CW: goreI still recall, with unwelcome vividness, the spreading out of the instruments, the twisting of the tourniquet, the first incision, the fingering of the sawed bone, the sponge pressed on the flap, the tying of the blood vessels, the stitching of the skin, and the bloody dismembered limb lying on the floor. Those are not pleasant remembrances.

Yeah! No shit!

For a long time they haunted me, and even now they are easily resuscitated.
posted by infinitewindow at 6:09 PM on April 26 [1 favorite]


I guess this is an excuse to link to one of my favorite episodes of The Constant, about preventable shipwrecks... and other preventable problems.
posted by novalis_dt at 7:44 PM on April 26 [1 favorite]


There's something fascinating about the fact that after over 150 years of use, we still don't know how general anesthesia works.
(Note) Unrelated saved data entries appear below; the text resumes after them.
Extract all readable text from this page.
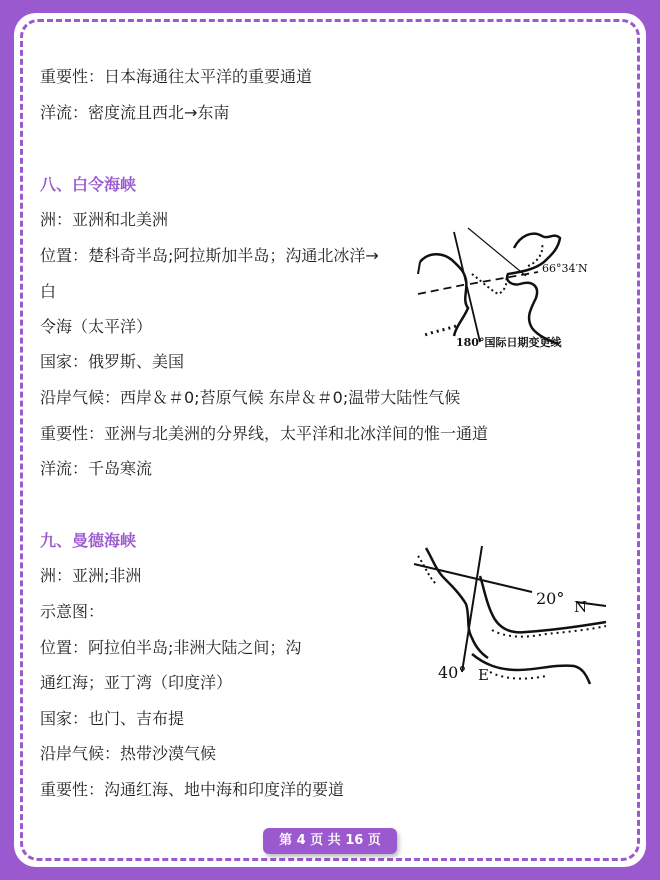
重要性：日本海通往太平洋的重要通道
洋流：密度流且西北→东南
八、白令海峡
洲：亚洲和北美洲
位置：楚科奇半岛;阿拉斯加半岛；沟通北冰洋→
白
令海（太平洋）
国家：俄罗斯、美国
沿岸气候：西岸＆＃0;苔原气候 东岸＆＃0;温带大陆性气候
重要性：亚洲与北美洲的分界线，太平洋和北冰洋间的惟一通道
洋流：千岛寒流
66°34′N
180°国际日期变更线
九、曼德海峡
洲：亚洲;非洲
示意图：
位置：阿拉伯半岛;非洲大陆之间；沟
通红海；亚丁湾（印度洋）
国家：也门、吉布提
沿岸气候：热带沙漠气候
重要性：沟通红海、地中海和印度洋的要道
20° N
40° E
第 4 页 共 16 页
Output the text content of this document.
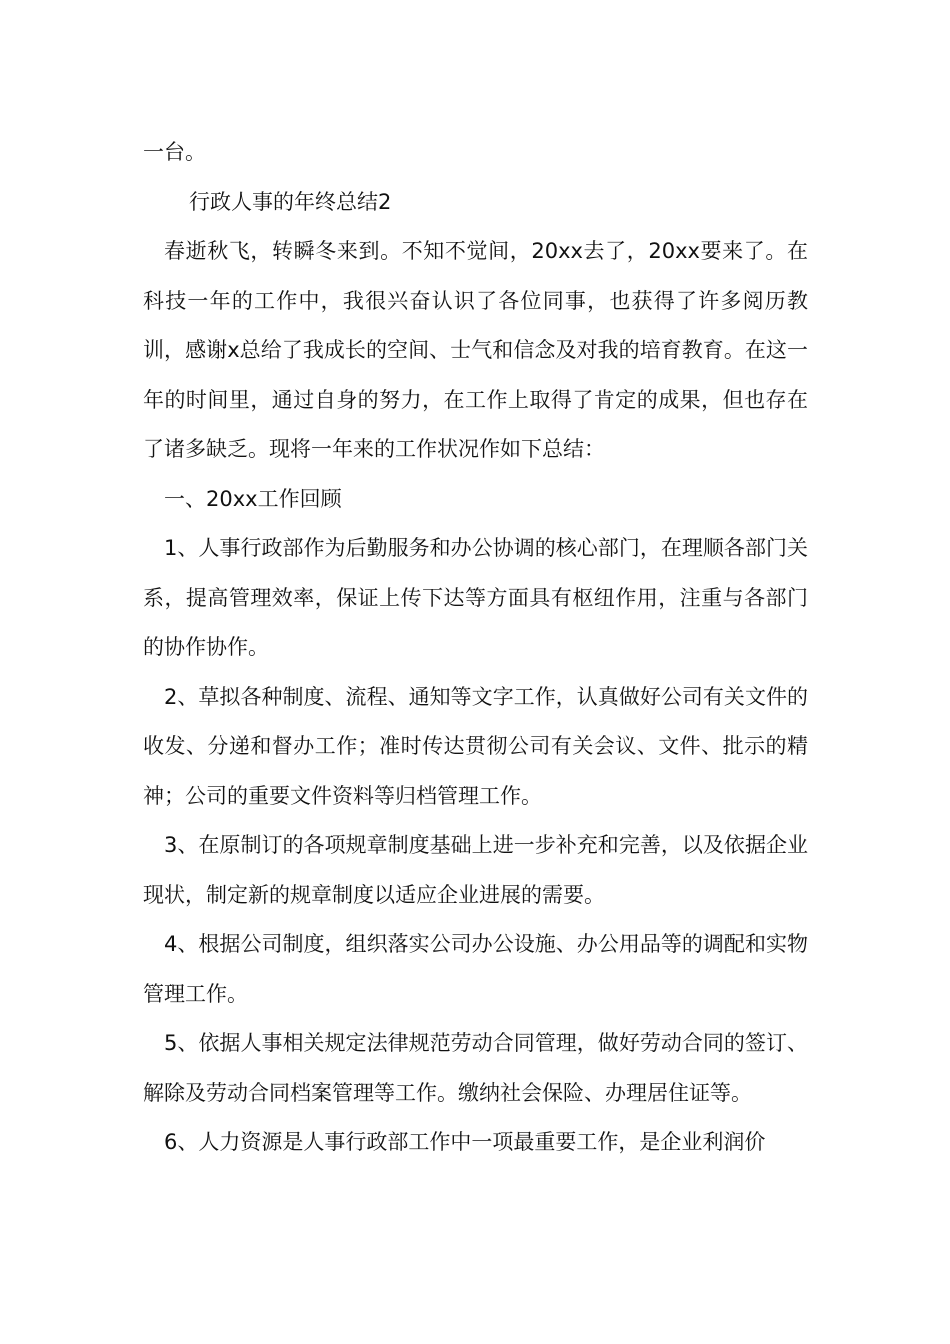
一台。

行政人事的年终总结2

春逝秋飞，转瞬冬来到。不知不觉间，20xx去了，20xx要来了。在科技一年的工作中，我很兴奋认识了各位同事，也获得了许多阅历教训，感谢x总给了我成长的空间、士气和信念及对我的培育教育。在这一年的时间里，通过自身的努力，在工作上取得了肯定的成果，但也存在了诸多缺乏。现将一年来的工作状况作如下总结：

一、20xx工作回顾

1、人事行政部作为后勤服务和办公协调的核心部门，在理顺各部门关系，提高管理效率，保证上传下达等方面具有枢纽作用，注重与各部门的协作协作。

2、草拟各种制度、流程、通知等文字工作，认真做好公司有关文件的收发、分递和督办工作；准时传达贯彻公司有关会议、文件、批示的精神；公司的重要文件资料等归档管理工作。

3、在原制订的各项规章制度基础上进一步补充和完善，以及依据企业现状，制定新的规章制度以适应企业进展的需要。

4、根据公司制度，组织落实公司办公设施、办公用品等的调配和实物管理工作。

5、依据人事相关规定法律规范劳动合同管理，做好劳动合同的签订、解除及劳动合同档案管理等工作。缴纳社会保险、办理居住证等。

6、人力资源是人事行政部工作中一项最重要工作，是企业利润价
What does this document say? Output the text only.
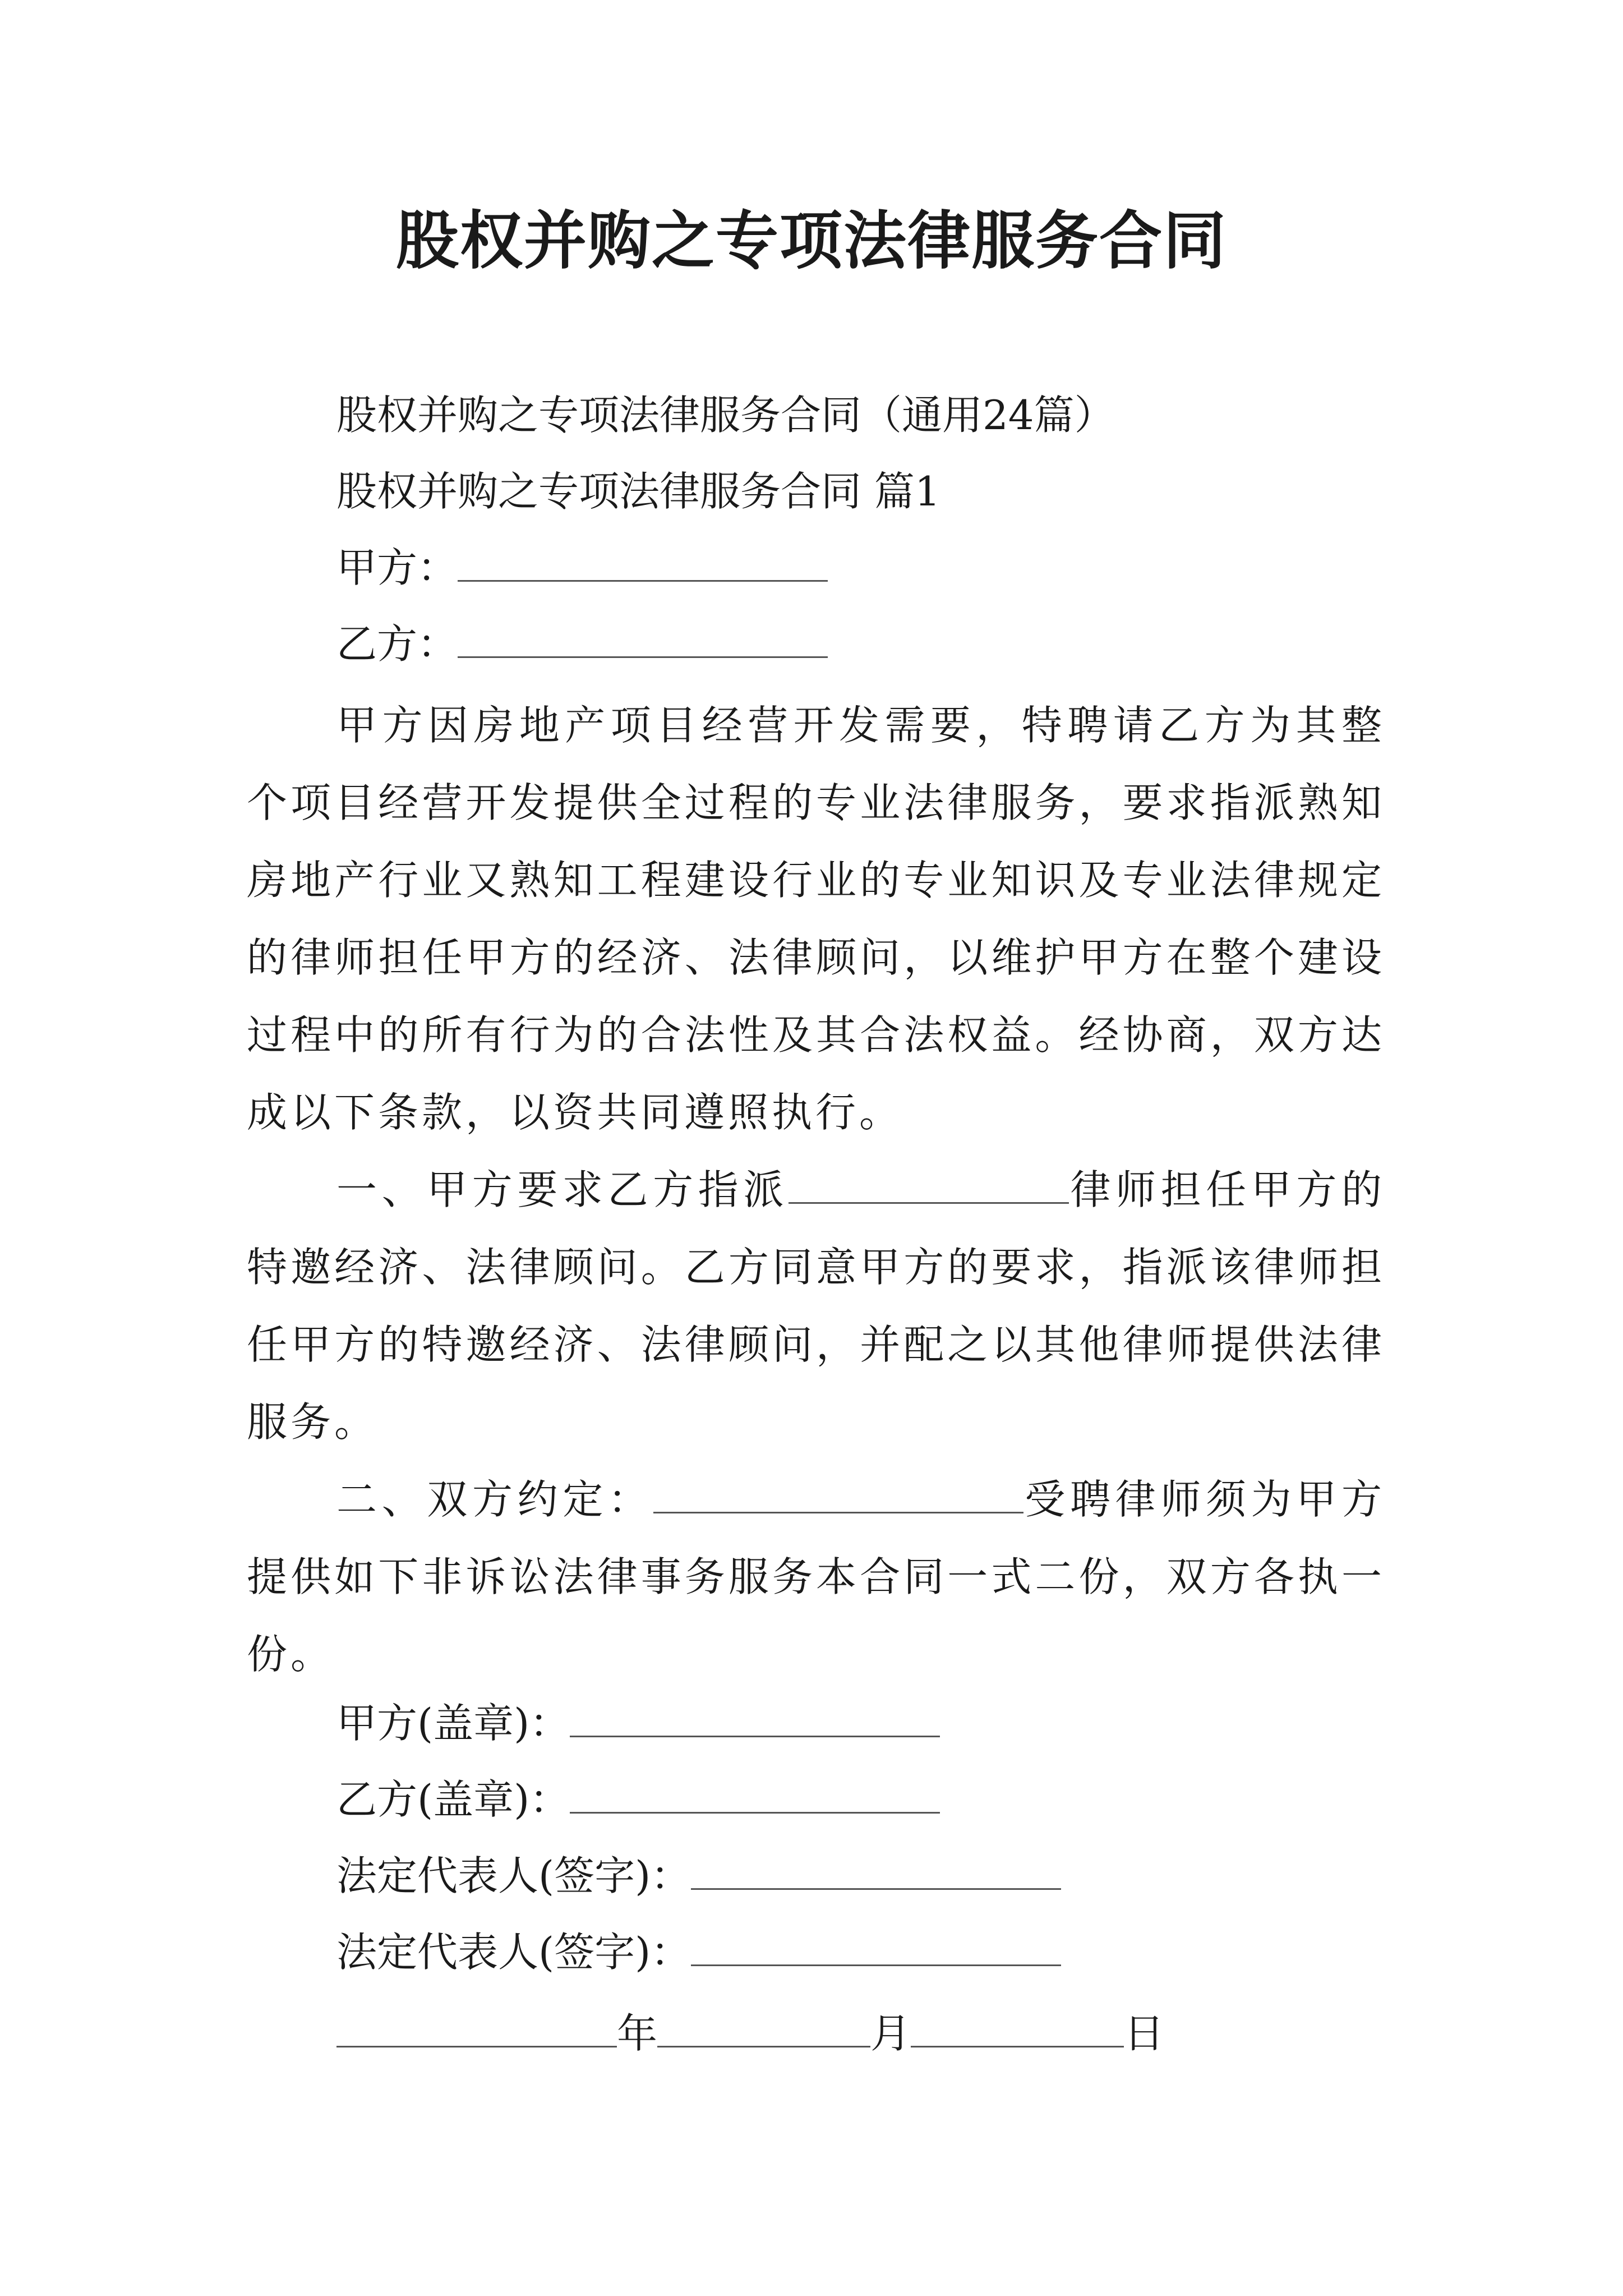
股权并购之专项法律服务合同
股权并购之专项法律服务合同（通用24篇）
股权并购之专项法律服务合同 篇1
甲方：
乙方：
甲方因房地产项目经营开发需要，特聘请乙方为其整个项目经营开发提供全过程的专业法律服务，要求指派熟知房地产行业又熟知工程建设行业的专业知识及专业法律规定的律师担任甲方的经济、法律顾问，以维护甲方在整个建设过程中的所有行为的合法性及其合法权益。经协商，双方达成以下条款，以资共同遵照执行。
一、甲方要求乙方指派	律师担任甲方的特邀经济、法律顾问。乙方同意甲方的要求，指派该律师担任甲方的特邀经济、法律顾问，并配之以其他律师提供法律服务。
二、双方约定：	受聘律师须为甲方提供如下非诉讼法律事务服务本合同一式二份，双方各执一份。
甲方(盖章)：
乙方(盖章)：
法定代表人(签字)：
法定代表人(签字)：
年	月	日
There is still so much for us to understand about our own brains.
posted by Rhaomi at 7:49 PM on April 26 [2 favorites]


Love love love this podcast. Mark Chrisler is a frickin’ delight.
posted by umbú at 9:00 PM on April 26




I really enjoy this podcast. It brings me historical perspectives that I never had or, as in this case, didn't consider in just such a way. Mark Chrisler is a little too fond of his own jokes every so often, but what podcaster isn't?

The preventable shipwreck episode is indeed one of the best as a stand-alone.